To identify nsSNPs with putative synergetic effects, we perform a hierarchical bottom-up cluster analysis based on the C-alpha atom distances of all mutated residues. Users can select a threshold for cluster affiliation and the comprised residues are colored in the 3D View, accordingly, via links in the information view.

Nearest neighboring nsSNP

To identify clustering nsSNPs not only visually in the 3D View, we calculate the pairwise C-alpha atom distances of all mutated residue. The nsSNPs with shortest C-alpha distance are also listed in the information view table to support the visual inspection.

Protein stability prediction

Proteins properly folded have minimal potential energy and are usually stable. Amino acid substitutions introducing a change in the protein sequence can have a significant impact on the potential energy of the protein structure, and thus its folding and stability. Consequently, the analysis to which extent a mutation affects protein stability with respect to the wild type, extends the understanding of the mutation impact on protein function and the genotype-phenotype relationship, accordingly.
We currently use freely available I-Mutant 2.0 code. I-Mutant 2.0 automatically predicts protein stability changes caused by single point mutations in protein sequence using support vector machines (SVMs).

Pathogenicity prediction

Several in silico tools to predict the functional impact of nsSNPs on a protein’s function are available. To make use of their functionality, we include currently:

PolyPhen2
Phd-SNP
PROVEAN
PANTHER

The prediction methods have been selected depending on stand-alone availability and different prediction strategies.

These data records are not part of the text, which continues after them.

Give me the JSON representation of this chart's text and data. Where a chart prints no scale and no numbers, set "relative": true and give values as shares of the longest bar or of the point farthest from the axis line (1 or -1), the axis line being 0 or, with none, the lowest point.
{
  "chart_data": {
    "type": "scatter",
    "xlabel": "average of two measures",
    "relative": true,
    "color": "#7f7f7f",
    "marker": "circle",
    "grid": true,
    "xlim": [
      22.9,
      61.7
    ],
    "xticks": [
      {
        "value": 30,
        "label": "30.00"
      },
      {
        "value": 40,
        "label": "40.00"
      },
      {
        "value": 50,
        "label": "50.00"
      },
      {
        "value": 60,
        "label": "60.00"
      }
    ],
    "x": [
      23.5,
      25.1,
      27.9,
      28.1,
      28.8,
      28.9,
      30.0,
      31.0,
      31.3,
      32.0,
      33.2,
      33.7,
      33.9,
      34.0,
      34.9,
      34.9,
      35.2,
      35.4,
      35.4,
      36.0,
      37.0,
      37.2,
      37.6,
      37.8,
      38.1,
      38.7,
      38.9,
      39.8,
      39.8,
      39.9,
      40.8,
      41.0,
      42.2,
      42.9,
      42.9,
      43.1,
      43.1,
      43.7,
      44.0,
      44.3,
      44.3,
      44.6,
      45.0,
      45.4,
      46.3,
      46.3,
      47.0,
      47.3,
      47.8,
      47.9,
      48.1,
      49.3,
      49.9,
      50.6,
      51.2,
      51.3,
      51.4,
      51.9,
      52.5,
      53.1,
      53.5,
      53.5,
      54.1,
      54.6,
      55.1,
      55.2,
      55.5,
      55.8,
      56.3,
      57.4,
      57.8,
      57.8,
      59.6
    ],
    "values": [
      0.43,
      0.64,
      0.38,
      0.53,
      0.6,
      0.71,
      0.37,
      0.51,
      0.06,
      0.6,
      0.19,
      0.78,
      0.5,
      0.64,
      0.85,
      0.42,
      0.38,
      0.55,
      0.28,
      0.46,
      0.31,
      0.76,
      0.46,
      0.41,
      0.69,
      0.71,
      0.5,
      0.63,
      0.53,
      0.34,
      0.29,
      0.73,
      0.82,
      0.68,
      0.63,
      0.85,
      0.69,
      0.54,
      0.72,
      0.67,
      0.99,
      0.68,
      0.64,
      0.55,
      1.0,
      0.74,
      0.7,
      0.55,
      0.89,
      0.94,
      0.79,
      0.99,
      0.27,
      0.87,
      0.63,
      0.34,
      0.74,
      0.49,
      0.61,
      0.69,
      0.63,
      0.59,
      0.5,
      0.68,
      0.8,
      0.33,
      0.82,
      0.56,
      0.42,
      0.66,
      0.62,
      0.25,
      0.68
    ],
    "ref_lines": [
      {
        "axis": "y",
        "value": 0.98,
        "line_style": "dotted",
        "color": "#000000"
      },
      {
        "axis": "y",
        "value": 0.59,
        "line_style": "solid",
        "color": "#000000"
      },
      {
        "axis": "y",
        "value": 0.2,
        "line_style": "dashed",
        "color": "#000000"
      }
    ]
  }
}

We setup a compute server, currently running the code of the mentioned, freely available, stand-alone pathogencity prediction tools and I-Mutant 2.0. BALL-SNP offers the possibility to send a request to this server to calculate predictions of the protein stability changes and the functional impact of nsSNPs. Since the computation time increases with the number of nsSNPs in the input file, users can decide whether to generate and include this information or just focus on the remaining information.

Pathogenicity consensus

Based on the parsed information from ClinVar and HUMSAVAR, the predicted protein stability changes as well as the pathogenicity prediction results, BALL-SNP calculates a simple majority vote-based consensus for all comprised nsSNP-introduced amino acid substitutions. The consensus can assume the following values:

benign
pathogenic
none (if no anntotations and predictions are available)

Users can color the mutated residues within the 3D View according to the calculated pathogenicity consensus via a link in the information view.

If a disease-associated information is available in one of the included databases, this information is prioritized and the pathogenicity consensus score is set to pathogenic for the corresponding nsSNP-introduced amino acid substitution.